A latest report by Business Standard unveils more facts. Public sector companies contributed at least Rs.2913.6 crore to the PM CARES fund, between 2019-20 and 2021-22. Business Standard could identify 57 such companies. The top five donors on the list are Oil and Natural Gas Corporation, NTPC, Power Grid Corporation of India, Indian Oil Corporation, and Power Finance Corporation, all contributing over 200 crores. 

It was stated that as a public charitable trust, PM CARES trust fund doesn’t receive any Govt money. But this new information completely changes that position. This analysis became possible by the data collated by tracker primeinfobase.com, which tracks data of companies listed on the National Stock Exchange. The money that the 57 government firms contributed to the PM CARES fund, is part of their CSR spending. 

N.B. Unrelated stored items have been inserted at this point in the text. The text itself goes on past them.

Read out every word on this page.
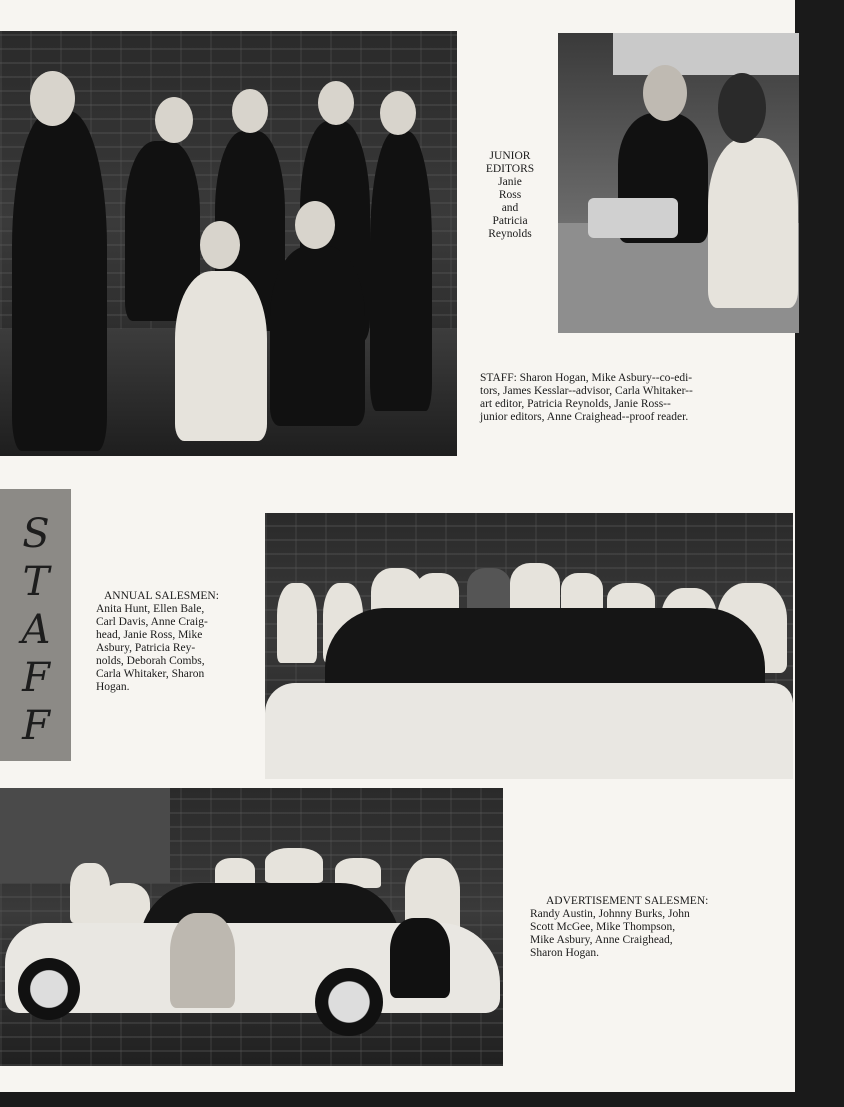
JUNIOR EDITORS
Janie
Ross
and
Patricia
Reynolds
STAFF: Sharon Hogan, Mike Asbury--co-edi-
tors, James Kesslar--advisor, Carla Whitaker--
art editor, Patricia Reynolds, Janie Ross--
junior editors, Anne Craighead--proof reader.
S
T
A
F
F
ANNUAL SALESMEN:
Anita Hunt, Ellen Bale,
Carl Davis, Anne Craig-
head, Janie Ross, Mike
Asbury, Patricia Rey-
nolds, Deborah Combs,
Carla Whitaker, Sharon
Hogan.
ADVERTISEMENT SALESMEN:
Randy Austin, Johnny Burks, John
Scott McGee, Mike Thompson,
Mike Asbury, Anne Craighead,
Sharon Hogan.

Interestingly, the government had amended norms to limit the amount of information that companies have to put out in their annual reports on CSR spending, in September 2022. That means the companies do not have to provide as many details to shareholders on where their CSR spending is going. 

As per the disclosures on its website, PM CARES fund collected Rs. 3076.6 crore in 2019-20, which rose to Rs.10,990.2 crore in 2020-21. Curiously, PM CARES fund spent only Rs 2049 crore in 2019-20, Rs 3,976.2 crore in 2020-21 and Rs 3,716.3 crore in 2021-22. 

PM CARES Fund is also exempted under the FCRA, and the official records also show that the fund received Rs 535.44 crore as foreign donations during the last three years, including donations from China. 

So all in all the fund attracted a donation of Rs 12,691.82 crore in three years. While as per its Receipt and Payment Accounts, it has an unspent balance of Rs 5,415.65 crore as on March 2022. We don’t have enough data to probe why was the money not spent in the first place. The question remains, why was the fund made private, and how does it continue to flaunt its own guidelines? Government firms have contributed a significant stake in the fund, which makes the government answerable as to its spending.